Si è anche rivolto ai giornalisti italiani, raccontando un rapporto complesso: “Mi avete conosciuto, ci siamo scontrati, una piccola parte di questo percorso, del rapporto con voi, se potessi tornare indietro lo farei diverso, perché ad oggi mi ha giocato contro. Potevo fare di più, anche grazie a voi, e quella barriera che c’è stata, che ho contribuito a costruire…”
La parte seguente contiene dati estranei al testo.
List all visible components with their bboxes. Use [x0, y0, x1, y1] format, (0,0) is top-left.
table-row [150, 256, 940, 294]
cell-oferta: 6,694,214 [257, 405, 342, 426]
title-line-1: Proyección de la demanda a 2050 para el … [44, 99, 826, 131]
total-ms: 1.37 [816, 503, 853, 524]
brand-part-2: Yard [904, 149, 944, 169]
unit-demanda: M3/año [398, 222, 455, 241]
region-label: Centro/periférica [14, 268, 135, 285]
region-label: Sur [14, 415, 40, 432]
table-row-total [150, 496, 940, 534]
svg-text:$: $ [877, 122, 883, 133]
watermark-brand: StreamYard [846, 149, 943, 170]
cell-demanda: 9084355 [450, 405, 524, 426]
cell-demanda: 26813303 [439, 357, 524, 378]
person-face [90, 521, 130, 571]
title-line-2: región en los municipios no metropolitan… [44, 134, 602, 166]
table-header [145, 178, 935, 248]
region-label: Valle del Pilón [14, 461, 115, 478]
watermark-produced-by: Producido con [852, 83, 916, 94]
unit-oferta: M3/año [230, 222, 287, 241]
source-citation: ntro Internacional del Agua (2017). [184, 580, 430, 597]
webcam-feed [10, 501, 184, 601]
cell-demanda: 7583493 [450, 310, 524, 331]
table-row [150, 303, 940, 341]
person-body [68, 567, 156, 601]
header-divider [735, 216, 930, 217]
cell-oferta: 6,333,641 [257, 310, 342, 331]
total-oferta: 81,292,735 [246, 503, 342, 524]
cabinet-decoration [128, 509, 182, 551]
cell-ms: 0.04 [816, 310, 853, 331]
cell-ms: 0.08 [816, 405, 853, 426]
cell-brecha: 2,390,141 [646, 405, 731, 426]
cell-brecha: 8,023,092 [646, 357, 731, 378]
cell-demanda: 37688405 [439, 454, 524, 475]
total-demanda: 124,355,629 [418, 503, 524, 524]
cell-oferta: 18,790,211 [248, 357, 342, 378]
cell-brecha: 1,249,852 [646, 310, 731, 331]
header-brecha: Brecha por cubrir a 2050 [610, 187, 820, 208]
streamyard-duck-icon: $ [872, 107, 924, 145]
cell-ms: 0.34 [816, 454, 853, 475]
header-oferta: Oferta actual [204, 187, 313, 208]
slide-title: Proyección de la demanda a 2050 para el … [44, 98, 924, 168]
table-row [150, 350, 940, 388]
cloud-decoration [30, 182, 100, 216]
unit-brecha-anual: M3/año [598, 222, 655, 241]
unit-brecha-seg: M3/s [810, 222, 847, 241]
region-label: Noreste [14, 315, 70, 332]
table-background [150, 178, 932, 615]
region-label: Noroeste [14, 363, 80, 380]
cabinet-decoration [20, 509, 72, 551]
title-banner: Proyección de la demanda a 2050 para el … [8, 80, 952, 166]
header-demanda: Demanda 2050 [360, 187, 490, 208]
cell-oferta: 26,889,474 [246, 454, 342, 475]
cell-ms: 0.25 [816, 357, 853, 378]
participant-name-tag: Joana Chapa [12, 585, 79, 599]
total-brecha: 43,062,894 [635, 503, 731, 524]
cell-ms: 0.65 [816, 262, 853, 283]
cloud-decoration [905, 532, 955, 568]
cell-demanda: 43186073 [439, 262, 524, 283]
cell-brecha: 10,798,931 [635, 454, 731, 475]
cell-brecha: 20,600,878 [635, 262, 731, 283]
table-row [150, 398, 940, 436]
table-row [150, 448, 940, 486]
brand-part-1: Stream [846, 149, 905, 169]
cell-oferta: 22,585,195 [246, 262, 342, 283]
In chiusura, infine, una riflessione sul futuro: “Oggi sono qui per seguire Flavio Cobolli, che è della nostra agenzia. Difficile dire cosa farò, voglio godermi l’estate con la famiglia. E poi quello che verrà, verrà. Sono felice, ho vissuto momenti indescrivibili, il tennis mi ha dato tanto, tutto, ed è bello uscire in questa maniera. Sono stato quel ragazzo ribelle e sensibile che ce l’ha messa tutta, e spero di essere ricordato per quello, più che per qualche racchetta rotta, che nel gioco ci può stare. È stata una bellissima corsa, 20 anni con la fortuna di giocare con i giocatori più forti della storia, poter poi giocare con i giocatori più forti della seconda storia, giocare un match come quello della settimana scorsa, che non mi aspettavo. Mi mancherà la competizione, e mi mancherà la routine del gioco”.